In 2013 the Beckstoffers ripped out virtually all of the Petite Sirah in the vineyard and replanted with Cabernet Sauvignon, a reflection of modern-day economics in Napa Valley. The new Cabernet plantings are represented by parcel A2 on the vineyard map.
I have to say, the thought of 60+ year-old, head-trained, dry-farmed Petite Sirah planted in an iconic, heritage site being ripped out is depressing. Frankly, it is surprising historic vineyards don’t enjoy any sort of protection given the great lengths Napa Valley goes to in promoting its cultural heritage, but as the saying goes, it is what it is. Hopefully the Cabernet Sauvignon here will turn out to be epic and on a scale with the fruit the Beckstoffers produce at their two nearby vineyards Las Piedras and Dr. Crane. If it is, the reality is not too many people will care the old-vine Petite was ripped out. What is much more certain is that the Cabernet will fetch at least three times the price.
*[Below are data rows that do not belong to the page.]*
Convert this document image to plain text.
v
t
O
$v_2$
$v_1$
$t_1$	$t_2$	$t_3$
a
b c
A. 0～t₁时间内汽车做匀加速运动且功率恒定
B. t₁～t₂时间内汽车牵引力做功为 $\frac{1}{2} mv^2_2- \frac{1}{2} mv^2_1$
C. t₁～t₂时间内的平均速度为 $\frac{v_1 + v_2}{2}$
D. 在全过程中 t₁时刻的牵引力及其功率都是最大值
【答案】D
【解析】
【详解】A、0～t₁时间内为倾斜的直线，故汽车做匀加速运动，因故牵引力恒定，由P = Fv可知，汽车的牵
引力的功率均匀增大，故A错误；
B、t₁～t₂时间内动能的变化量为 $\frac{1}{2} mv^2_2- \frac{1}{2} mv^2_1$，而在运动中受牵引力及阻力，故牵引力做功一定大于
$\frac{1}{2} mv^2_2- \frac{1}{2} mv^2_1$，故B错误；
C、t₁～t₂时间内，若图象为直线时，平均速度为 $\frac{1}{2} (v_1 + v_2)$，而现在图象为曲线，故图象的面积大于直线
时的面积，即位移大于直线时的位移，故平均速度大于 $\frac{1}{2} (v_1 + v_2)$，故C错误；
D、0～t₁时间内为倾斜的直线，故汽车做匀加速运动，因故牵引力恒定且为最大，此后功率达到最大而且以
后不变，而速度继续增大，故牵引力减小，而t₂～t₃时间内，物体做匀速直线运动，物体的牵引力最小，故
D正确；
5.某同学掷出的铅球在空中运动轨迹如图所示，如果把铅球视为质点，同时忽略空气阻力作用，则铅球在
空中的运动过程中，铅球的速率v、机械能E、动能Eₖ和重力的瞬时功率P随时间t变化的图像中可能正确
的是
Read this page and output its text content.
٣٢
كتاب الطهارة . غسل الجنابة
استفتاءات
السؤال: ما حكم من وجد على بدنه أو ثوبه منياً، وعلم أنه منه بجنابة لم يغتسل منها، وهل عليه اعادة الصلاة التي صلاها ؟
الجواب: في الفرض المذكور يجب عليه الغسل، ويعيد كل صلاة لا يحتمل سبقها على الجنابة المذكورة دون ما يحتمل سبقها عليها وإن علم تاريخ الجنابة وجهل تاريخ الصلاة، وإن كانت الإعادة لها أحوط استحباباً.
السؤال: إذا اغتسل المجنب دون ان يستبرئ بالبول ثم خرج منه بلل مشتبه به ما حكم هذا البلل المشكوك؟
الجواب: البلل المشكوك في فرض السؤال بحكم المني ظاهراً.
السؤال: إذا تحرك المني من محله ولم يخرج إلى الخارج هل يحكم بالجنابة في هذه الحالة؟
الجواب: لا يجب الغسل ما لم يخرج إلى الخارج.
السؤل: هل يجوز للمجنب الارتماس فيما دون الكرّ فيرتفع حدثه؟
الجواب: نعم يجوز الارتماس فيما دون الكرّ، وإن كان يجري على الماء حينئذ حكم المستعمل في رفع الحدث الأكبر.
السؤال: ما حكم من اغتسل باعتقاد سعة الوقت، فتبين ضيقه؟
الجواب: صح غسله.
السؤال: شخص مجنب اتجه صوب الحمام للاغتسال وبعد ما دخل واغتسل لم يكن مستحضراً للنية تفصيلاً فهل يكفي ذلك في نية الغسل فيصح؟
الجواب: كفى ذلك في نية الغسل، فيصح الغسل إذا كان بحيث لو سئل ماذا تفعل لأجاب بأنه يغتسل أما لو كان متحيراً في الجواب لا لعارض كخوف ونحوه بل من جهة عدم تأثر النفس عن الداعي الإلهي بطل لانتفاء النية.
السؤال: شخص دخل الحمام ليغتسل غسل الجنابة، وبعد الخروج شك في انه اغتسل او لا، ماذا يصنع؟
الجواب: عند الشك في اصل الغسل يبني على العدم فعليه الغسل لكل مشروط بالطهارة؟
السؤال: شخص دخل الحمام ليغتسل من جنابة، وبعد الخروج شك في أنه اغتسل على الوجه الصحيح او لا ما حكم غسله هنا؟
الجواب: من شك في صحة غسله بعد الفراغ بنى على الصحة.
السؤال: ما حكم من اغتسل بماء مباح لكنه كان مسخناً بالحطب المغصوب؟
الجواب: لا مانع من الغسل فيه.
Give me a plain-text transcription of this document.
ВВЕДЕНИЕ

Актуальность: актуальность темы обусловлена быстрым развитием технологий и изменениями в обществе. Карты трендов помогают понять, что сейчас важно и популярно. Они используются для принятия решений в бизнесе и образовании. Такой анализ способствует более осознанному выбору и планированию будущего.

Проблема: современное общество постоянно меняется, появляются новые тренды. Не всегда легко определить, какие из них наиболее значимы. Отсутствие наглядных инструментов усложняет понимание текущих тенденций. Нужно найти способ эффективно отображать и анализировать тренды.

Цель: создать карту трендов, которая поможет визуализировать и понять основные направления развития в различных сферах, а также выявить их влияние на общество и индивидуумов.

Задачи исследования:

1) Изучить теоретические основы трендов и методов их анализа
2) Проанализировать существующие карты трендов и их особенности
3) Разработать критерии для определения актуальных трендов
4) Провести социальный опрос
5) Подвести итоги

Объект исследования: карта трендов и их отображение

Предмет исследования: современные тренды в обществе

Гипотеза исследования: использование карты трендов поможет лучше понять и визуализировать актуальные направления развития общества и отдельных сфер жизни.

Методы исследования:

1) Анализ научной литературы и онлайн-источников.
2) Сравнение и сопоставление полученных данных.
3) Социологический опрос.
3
David Beckstoffer was able to convince his father to leave 10 rows of Petite untouched, which are visible in Block A1. The four parcels of Cabernet Sauvignon that make up the B Block were planted between 1998 and 2003 by the previous owner.
Head-trained, dry-farmed Petite Sirah on St. George rootstock, planted in 1950
Kata’s 2011 Beckstoffer Bourn Vineyard has been superb both times I have tasted it. A blend of about 83% Cabernet Sauvignon and 17% Petite Sirah, the 2011 Kata unfolds with layers of dark red stone fruits, spices, wild flowers, menthol, licorice and iron. Wonderfully layered and textured, the 2011 impresses for its dimensions of complexity and nuance, not to mention its considerable personality. The 2011 has shut down a bit since I first tasted it in barrel, where it was positively head-spinning. I would give the 2011 another year or two in bottle to fully come together.
The 2011 harvest started with the Petite on September 26 and ran through October 14 for the Cabernet Sauvignon. Winemaker Benoit Touquette used all of the parcels of the vineyard except for the Phelps clone Cabernet, which originates from Backus. In its inaugural vintage, the 2011 was fermented entirely in new oak. In subsequent vintages, the new oak may come down, especially for the Petite, in order to allow for more of the vibrancy of the fruit to come through. 93/Drinking window: 2015-2023.
Cabernet Sauvignon at Bourn, with the Mayacamas Mountains in the background
Kata is one of the most distinctive new releases I have tasted in Napa Valley over the last few years. Personally, I can’t wait to see what the next few years bring, but from what I have tasted, the future looks very bright for Kata and David Beckstoffer.